(Earlier this week, I posted a review of Metal Gear Solid V in which I avoided spoilers. Here, I’ll discuss the story and it’s surprises in far more depth. This post will contain significant spoilers for the game, and is recommended only for people who are aware of its secrets)
Metal Gear Solid V’s story is a complete mess of disparate plotlines. Series director Hideo Kojima was likely well-aware that this would be his final Metal Gear title, so he engaged with every major idea he could. The power of language, English as a symbol of assimilation, the formation of private military forces, the origin of the Les Enfants Terrible project (the one that birthed Solid and Liquid Snake), early Metal Gears, the dilemma of what to do with child soldiers, the futility of revenge; all are focuses of Metal Gear Solid V: The Phantom Pain, yet rarely do they cross over into anything coherent.
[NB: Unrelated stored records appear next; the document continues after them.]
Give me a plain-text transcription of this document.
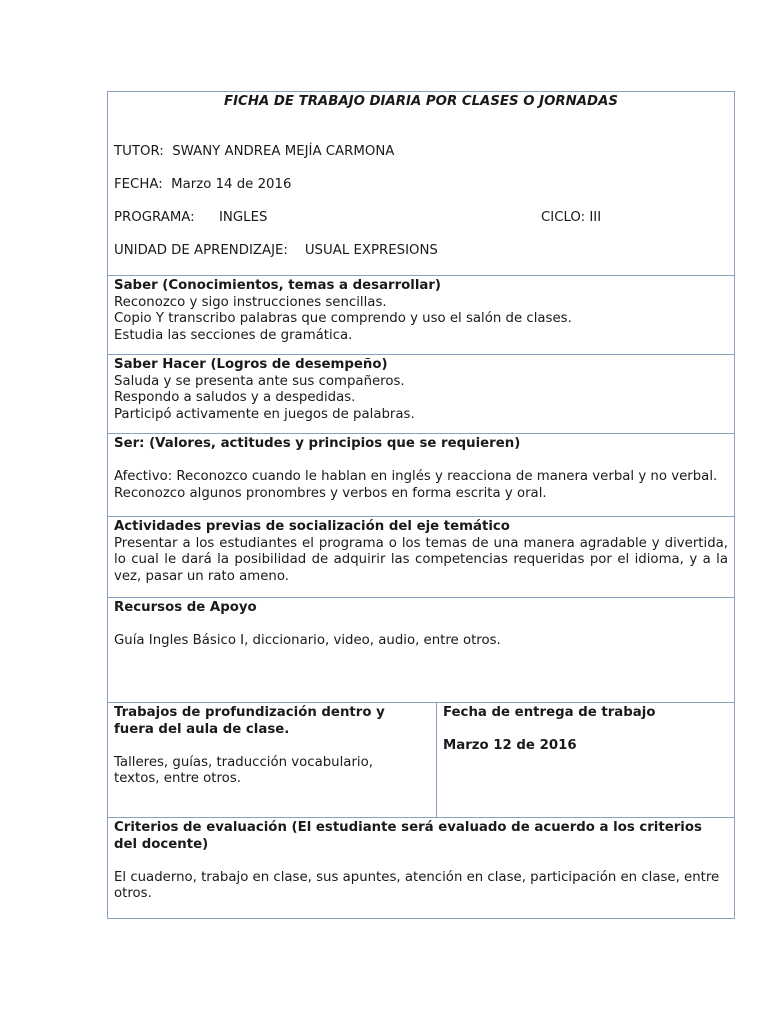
FICHA DE TRABAJO DIARIA POR CLASES O JORNADAS

TUTOR: SWANY ANDREA MEJÍA CARMONA
FECHA: Marzo 14 de 2016
PROGRAMA:	INGLES	CICLO: III
UNIDAD DE APRENDIZAJE: USUAL EXPRESIONS

Saber (Conocimientos, temas a desarrollar)
Reconozco y sigo instrucciones sencillas.
Copio Y transcribo palabras que comprendo y uso el salón de clases.
Estudia las secciones de gramática.

Saber Hacer (Logros de desempeño)
Saluda y se presenta ante sus compañeros.
Respondo a saludos y a despedidas.
Participó activamente en juegos de palabras.

Ser: (Valores, actitudes y principios que se requieren)
Afectivo: Reconozco cuando le hablan en inglés y reacciona de manera verbal y no verbal.
Reconozco algunos pronombres y verbos en forma escrita y oral.

Actividades previas de socialización del eje temático
Presentar a los estudiantes el programa o los temas de una manera agradable y divertida, lo cual le dará la posibilidad de adquirir las competencias requeridas por el idioma, y a la vez, pasar un rato ameno.

Recursos de Apoyo
Guía Ingles Básico I, diccionario, video, audio, entre otros.

Trabajos de profundización dentro y fuera del aula de clase.
Talleres, guías, traducción vocabulario, textos, entre otros.

Fecha de entrega de trabajo
Marzo 12 de 2016

Criterios de evaluación (El estudiante será evaluado de acuerdo a los criterios del docente)
El cuaderno, trabajo en clase, sus apuntes, atención en clase, participación en clase, entre otros.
Cassette tapes try to make sense of how selling remote-triggered nuclear warheads to foreign nations has anything to do with a planned attack on cultural assimilation via a plague of English-language attacking lung parasites, but try as the writers might, they never truly make the ideas come together into a cohesive plan. Nor does Skullface’s existence have anything to do with child soldier Eli, or how he’s a clone of player character Big Boss (or IS he?…more on that below), or the psychokinetic Third Child, or the reanimated fiery corpse of Metal Gear Solid 3 antagonist Volgin, or the ridiculous twist ending.